摘自: https://softwareengineering.stackexchange.com/questions/186842/spurious-wakeups-explanation-sounds-like-a-bug-that-just-isnt-worth-fixing-is
3.2 应用层问题
注意: 这种情况, 不知道算不算严格意义上的虚假唤醒, 因为这种情况与上面虚假唤醒的定义不一致的, 也就是并没有因为一个signal导致多个wait返回, 所以这里暂且当作是广义上的虚假唤醒吧.

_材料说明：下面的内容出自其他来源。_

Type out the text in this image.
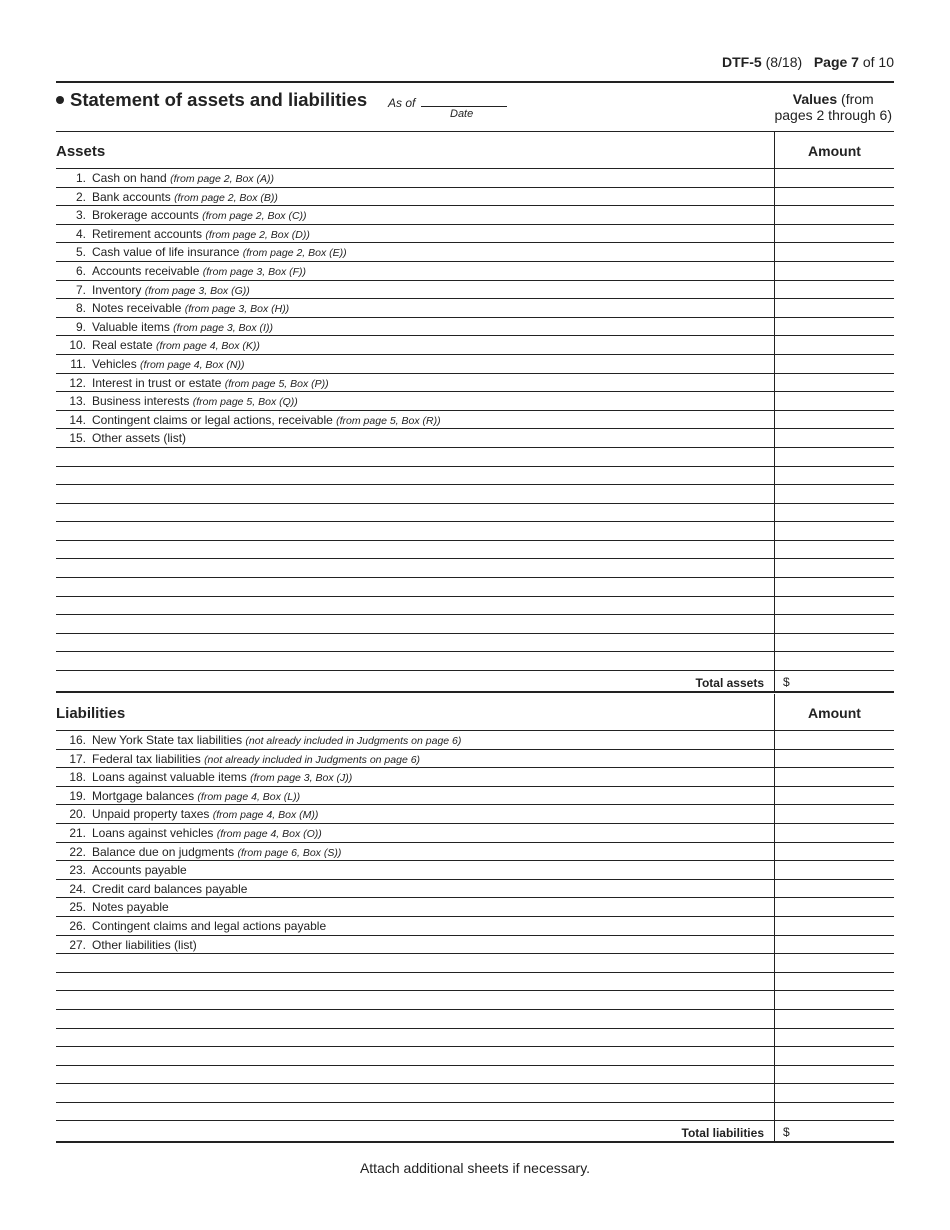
DTF-5 (8/18) Page 7 of 10
Statement of assets and liabilities As of
Date
Values (from
pages 2 through 6)
Assets	Amount
1. Cash on hand (from page 2, Box (A))
2. Bank accounts (from page 2, Box (B))
3. Brokerage accounts (from page 2, Box (C))
4. Retirement accounts (from page 2, Box (D))
5. Cash value of life insurance (from page 2, Box (E))
6. Accounts receivable (from page 3, Box (F))
7. Inventory (from page 3, Box (G))
8. Notes receivable (from page 3, Box (H))
9. Valuable items (from page 3, Box (I))
10. Real estate (from page 4, Box (K))
11. Vehicles (from page 4, Box (N))
12. Interest in trust or estate (from page 5, Box (P))
13. Business interests (from page 5, Box (Q))
14. Contingent claims or legal actions, receivable (from page 5, Box (R))
15. Other assets (list)
Total assets	$
Liabilities	Amount
16. New York State tax liabilities (not already included in Judgments on page 6)
17. Federal tax liabilities (not already included in Judgments on page 6)
18. Loans against valuable items (from page 3, Box (J))
19. Mortgage balances (from page 4, Box (L))
20. Unpaid property taxes (from page 4, Box (M))
21. Loans against vehicles (from page 4, Box (O))
22. Balance due on judgments (from page 6, Box (S))
23. Accounts payable
24. Credit card balances payable
25. Notes payable
26. Contingent claims and legal actions payable
27. Other liabilities (list)
Total liabilities	$
Attach additional sheets if necessary.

考虑一个生产消费者队列, 有三个线程(thead1, thread2为消费者, Thread3为生产者):
thread1: lock后直接dequeue, 然后unlock, 伪码如下:
lock
dequeue //消费
unlock
thread2: 相比thread1, 增加了判断: 如果队列为空则wait:
lock
if (queue is empyt) pthread_cond_wait
dequeue //消费, 这一步就是bug点, 必须把if改为while,下面分析
unclock
thread3: 和thread1类似, 不过它是生产者, lock后inqueue, 再unclock
lock
inqueue //生产
if(queue is not empty) pthread_cond_signal
unlock
步骤如下:
- 假设初始队列为空, 此时thread2阻塞在wait中:
- thread3生产一个, 此时队列不为空, thread3发送signal通知, 并且unlock
- thead2的wait虽然收到通知了(注意wait返回需要两个条件: 1是收到signal, 2是抢到lock), 但是thread2和thread1还在竞争lock
- 假设thread1先抢到了lock, 消费了, 此时队列为空, 然后unlock
- 此时假设thread2抢到了lock, wait也就终于返回了, 退出if语句, 再去消费, 此时队列早已为空了, 程序就可能报错了, 因为程序本意是确保队列不为空thread2才能消费, 所以thread2就是被广义上的虚假唤醒了.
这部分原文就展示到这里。